Roundtable: Life sciences in space and health on Earth

  • Chair: Rupert Gerzer, Head of DLR Institute of Aerospace Medicine, Cologne, Germany
  • Chiaki Mukai, JAXA Astronaut, Vice Director for the Human Space System and Utilization Mission Directorate
  • Michael Barratt, Physician Astronaut and Manager NASA Human Research Programme
  • Peter Suedfeld, Dean Emeritus of Graduate Studies and Professor Emeritus of Psychology, University of British Columbia, Canada
  • Hermann Kuppe, Director, Institute of Anaesthesiology, Deutsches Herzzentrum Berlin, Germany
  • Boris Morukov, Physician at the State Research Centre RF-Institute for Biomedical Problems (IBMP), Russia

Chiaki Mukai:

  • If you wish to examine eye functions, you need a dark room, if you wish to examine hearing loss, you need a quiet room.

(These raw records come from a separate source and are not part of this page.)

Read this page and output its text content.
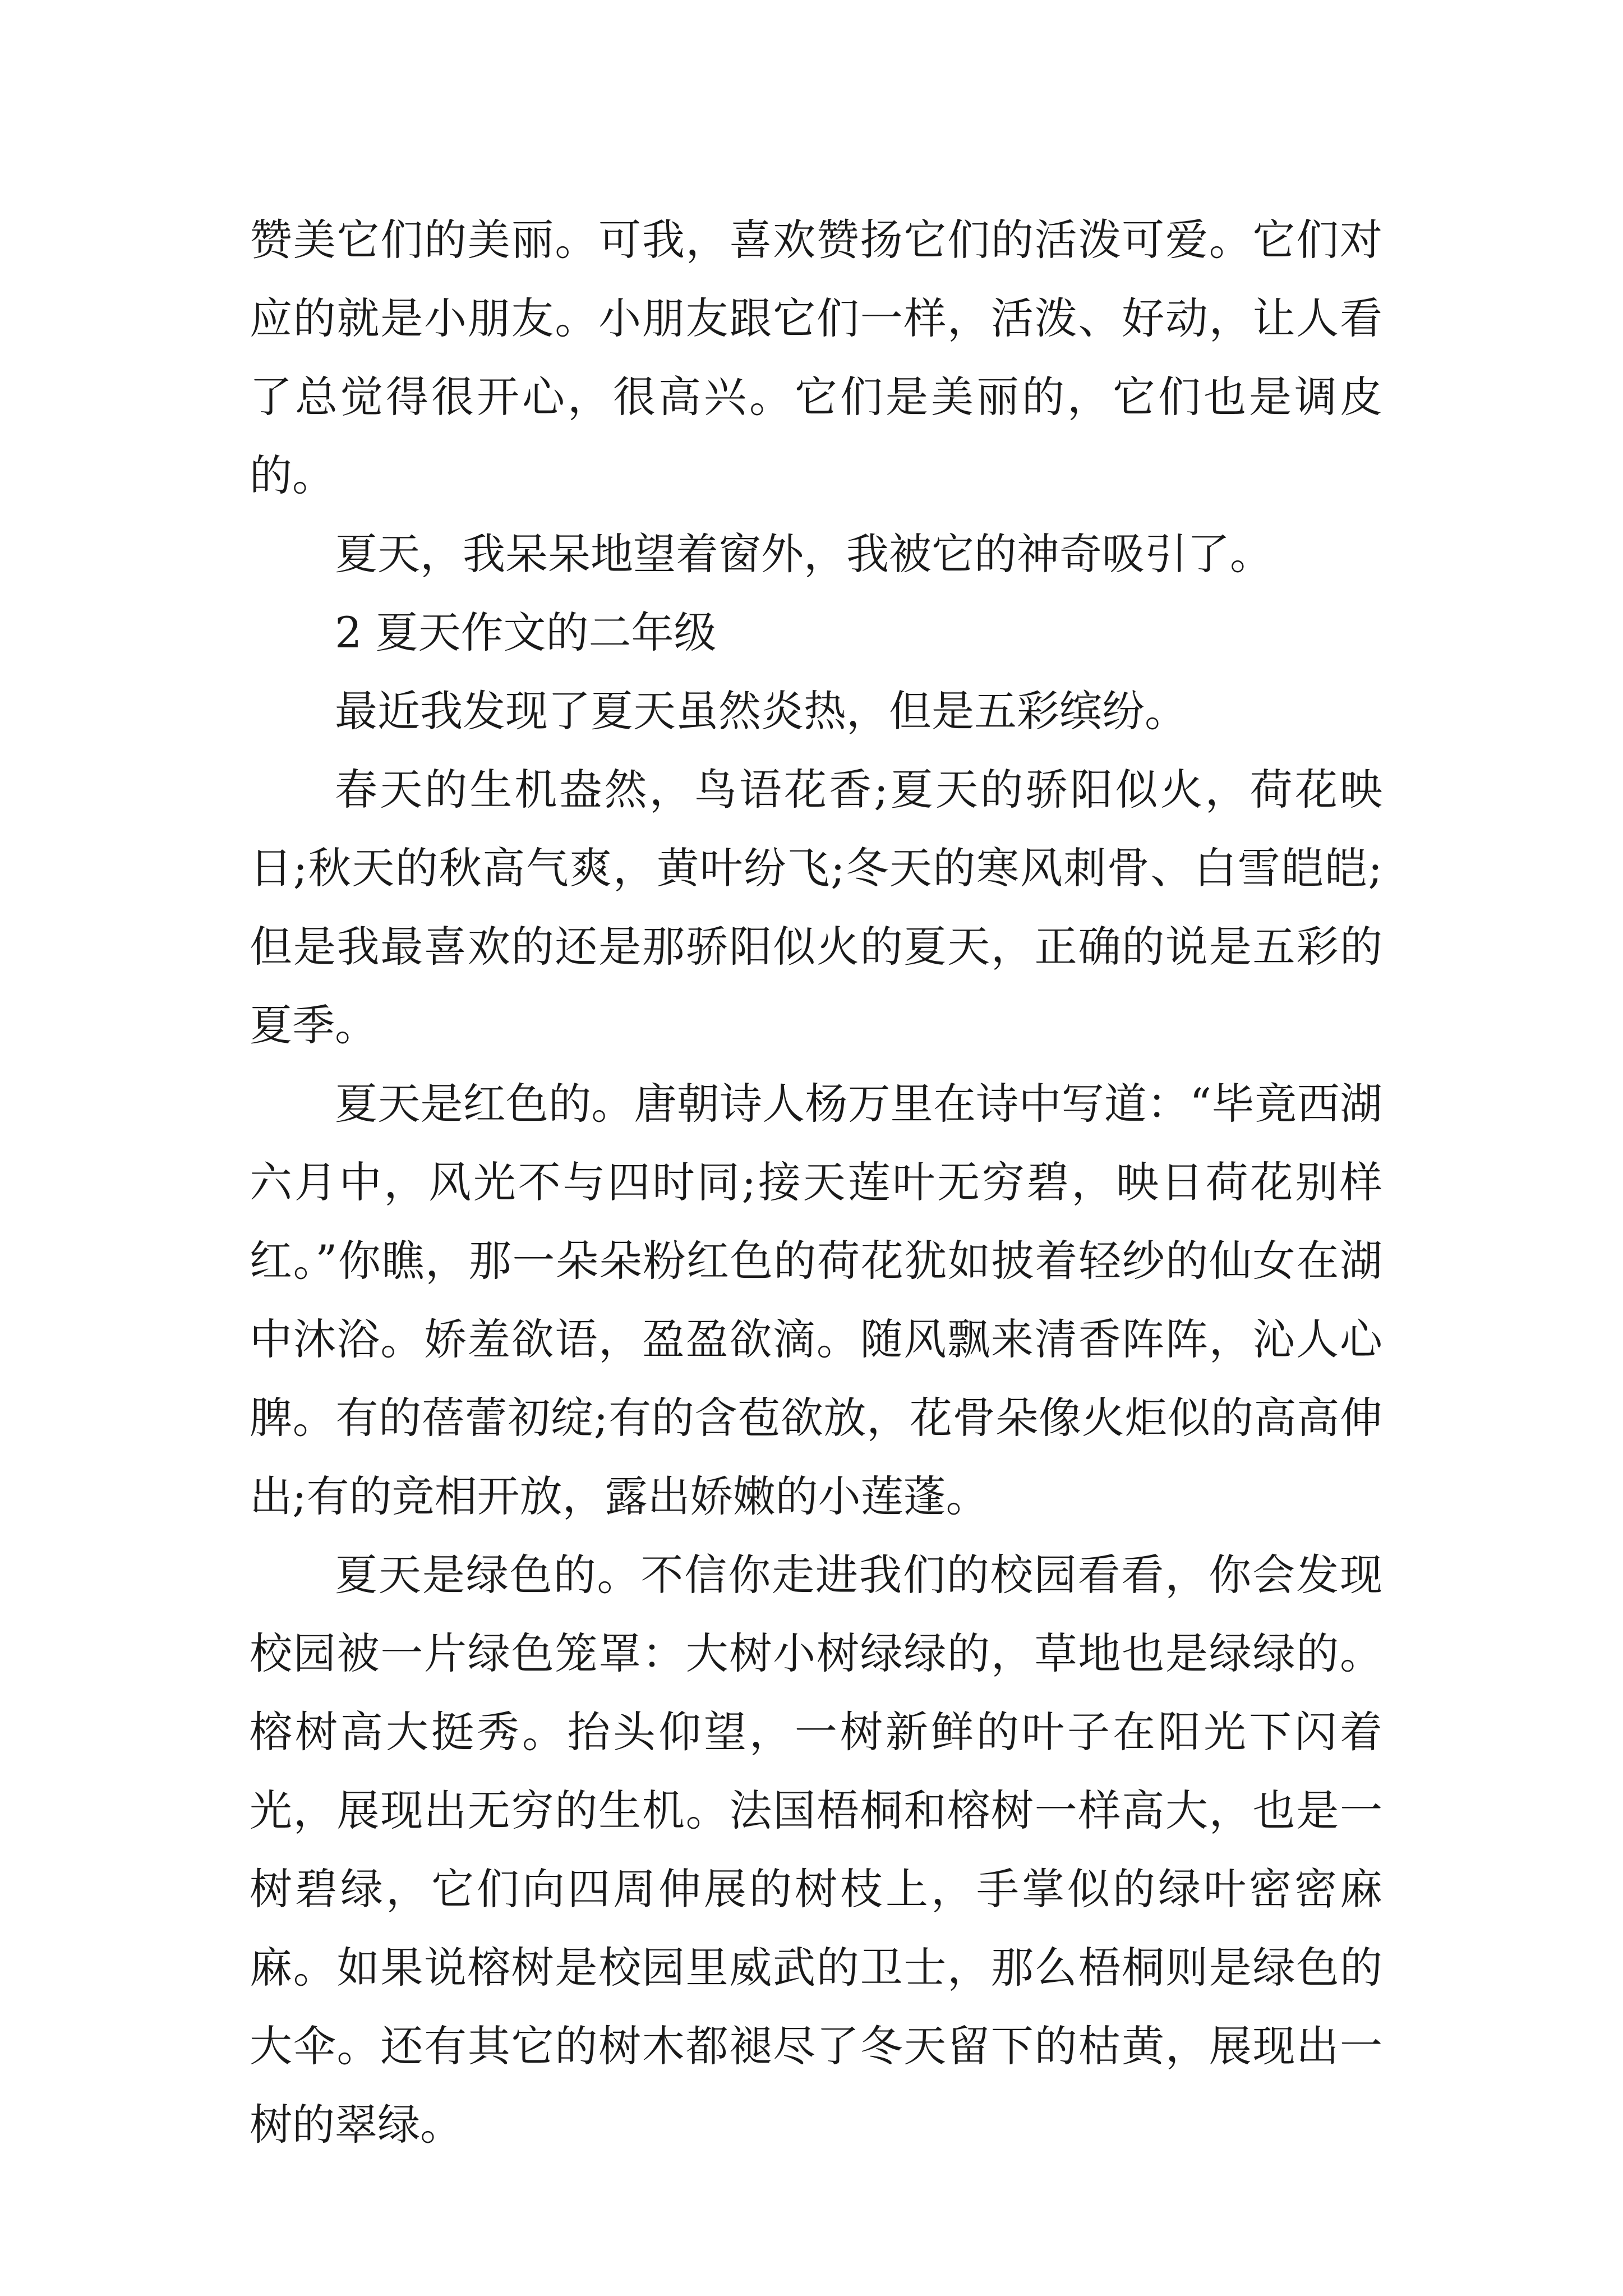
赞美它们的美丽。可我，喜欢赞扬它们的活泼可爱。它们对应的就是小朋友。小朋友跟它们一样，活泼、好动，让人看了总觉得很开心，很高兴。它们是美丽的，它们也是调皮的。

夏天，我呆呆地望着窗外，我被它的神奇吸引了。

2 夏天作文的二年级

最近我发现了夏天虽然炎热，但是五彩缤纷。

春天的生机盎然，鸟语花香;夏天的骄阳似火，荷花映日;秋天的秋高气爽，黄叶纷飞;冬天的寒风刺骨、白雪皑皑;但是我最喜欢的还是那骄阳似火的夏天，正确的说是五彩的夏季。

夏天是红色的。唐朝诗人杨万里在诗中写道：“毕竟西湖六月中，风光不与四时同;接天莲叶无穷碧，映日荷花别样红。”你瞧，那一朵朵粉红色的荷花犹如披着轻纱的仙女在湖中沐浴。娇羞欲语，盈盈欲滴。随风飘来清香阵阵，沁人心脾。有的蓓蕾初绽;有的含苞欲放，花骨朵像火炬似的高高伸出;有的竞相开放，露出娇嫩的小莲蓬。

夏天是绿色的。不信你走进我们的校园看看，你会发现校园被一片绿色笼罩：大树小树绿绿的，草地也是绿绿的。榕树高大挺秀。抬头仰望，一树新鲜的叶子在阳光下闪着光，展现出无穷的生机。法国梧桐和榕树一样高大，也是一树碧绿，它们向四周伸展的树枝上，手掌似的绿叶密密麻麻。如果说榕树是校园里威武的卫士，那么梧桐则是绿色的大伞。还有其它的树木都褪尽了冬天留下的枯黄，展现出一树的翠绿。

Studying processes involving gravity really requires a place without gravity.
  • Bone loss in menopausal women is 1% per year, healthy astronauts in space lose bone density at 1% per month, over ten times quicker. Studying bone loss is much quicker in astronauts than on Earth.
  • Stress in space is unprecedented compared to isolated environments on Earth.

In early space flight psychological problems were not an issue. Longer term missions involving larger crews create stressful situations. Peter Suedfeld is looking at beneficial stress: many astronauts return to Earth with heightened awareness.

Hermann Kuppe on applying space research on surgery: new surgery requires cooling patients to 16 degrees to protect the heart during surgery. Measuring the temperature of these patients is done with a temperature sensor developed for the ISS.

Question and Answer session

Q: What do you see as challenges in terms of using ISS for education?

JAXA: We are trying to include all ages in our education projects, including seniors. International projects such as The international Humans in Space Youth Art Competition improve reach of educational projects even more.

Q: Medical ethics question: should we send young people to Mars or older people who have already experienced life?

IBMP: Probably older people will be better adapted to a mission to Mars.